Cependant, chef de l’État, dépositaire, à ce titre, de toute la gloire nationale, se croyant, à tort peut-être, personnellement responsable du plus ou moins d’éclat des beaux-arts sous son règne, Napoléon faisait tous ses efforts pour conserver à la France la suprématie artistique qu’elle avait acquise dans le monde.
Quand une branche de l’art laisse à désirer, il s’en prend au ministre compétent et dit, par exemple : « La littérature a besoin d’encouragements. Vous en êtes le ministre ; proposez-moi quelques moyens pour donner une secousse à toutes les différentes branches des belles-lettres qui ont de tout temps illustré la nation. »
Dans son impatience d’avoir des poètes renommés, l’Empereur, qui ne connaît pas d’obstacles, créerait au besoin la célébrité par décision ministérielle : « Il est quelques hommes de lettres, écrit-il au ministre de l’intérieur, qui ont montré des talents pour la poésie ; on pourrait en citer dix ou douze… L’inconvénient du moment actuel est qu’on ne forme pas d’opinion en faveur des hommes qui travaillent avec quelque succès. C’est là que l’influence du ministre peut opérer d’une façon utile. Un jeune homme qui a fait une ode digne d’éloges et qui est distingué par un ministre, sort de l’obscurité, le public le fixe, et c’est à lui de faire le reste. »

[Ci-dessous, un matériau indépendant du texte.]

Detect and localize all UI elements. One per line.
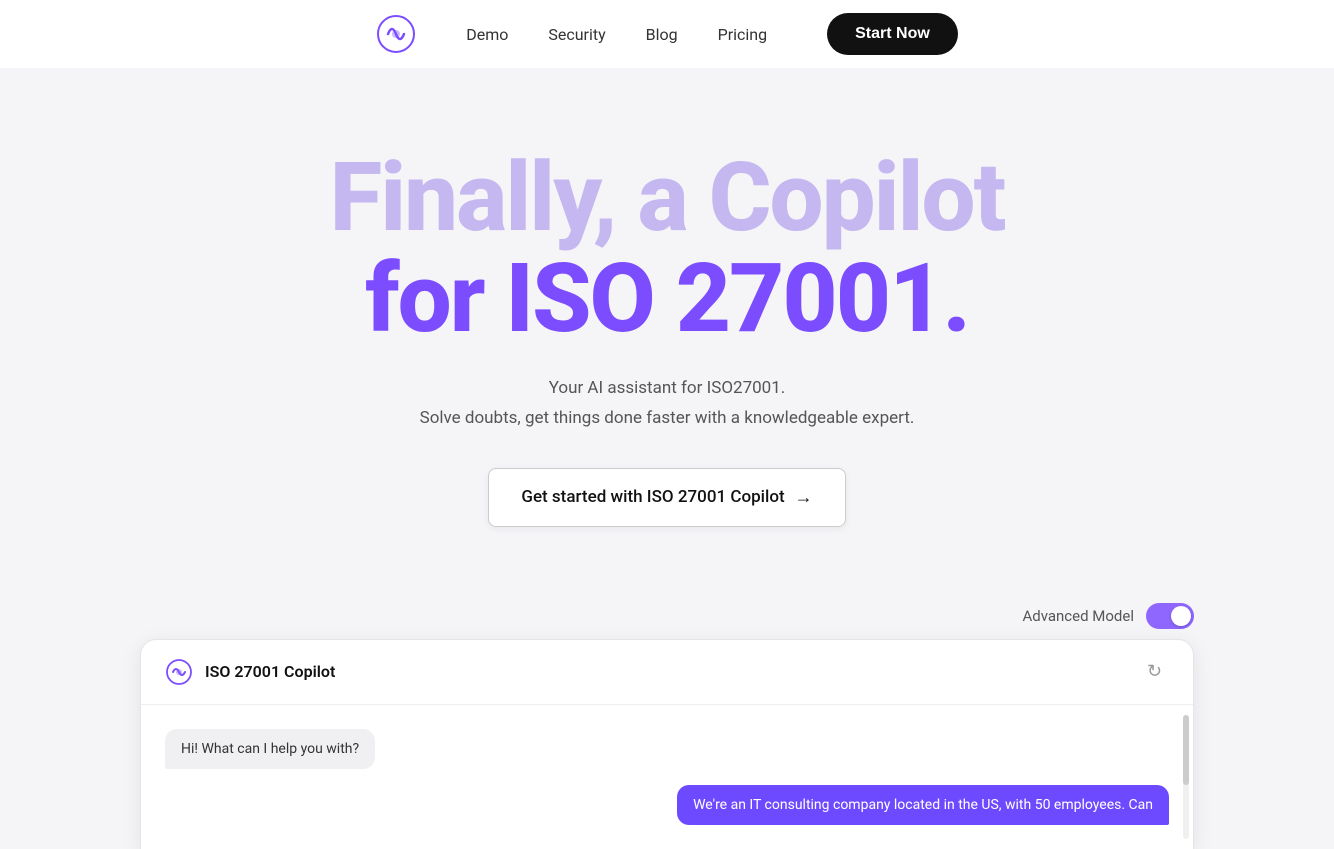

Son ingérence, plus ou moins éclairée, dans les questions d’art s’affirme très vigoureusement lorsque, de Berlin, il écrit à Cambacérès : « … J’ai lu les mauvais vers qui ont été chantés à l’Opéra. En vérité, c’est tout à fait une dérision… Il est ridicule de commander une églogue à un poète comme on commande une robe de mousseline ». Et à Champagny, sur le même sujet : « Prend-on à tâche, en France, de dégrader les lettres, et depuis quand fait-on à l’Opéra ce qu’on fait au Vaudeville, c’est-à-dire des impromptus ? » En cette matière, sa critique n’était peut-être pas sans valeur, car la poésie était le seul goût littéraire et artistique qui s’accusât un peu chez l’Empereur, mais pour le genre noble, pour le genre épique, pour les poèmes héroïques seulement.
Dès sa jeunesse, les œuvres ossianiques eurent toutes ses préférences, et l’on se souvient que, dans une de ses premières lettres à Joséphine, Napoléon parle de celui qu’il appelle « notre bon Ossian ».
Certes, quand son imagination s’échauffait à la lecture de ces poèmes où sont chantés les exploits et les souffrances des héros gaéliques, il n’est guère probable que le jeune Bonaparte ait perçu une révélation de sa propre destinée dans ces vers :
A mes accents, les tempêtes rugissent :
Mon souffle exhale et la guerre et la mort ;
Des nations mes mains règlent le sort,
Et devant moi les rois s’évanouissent.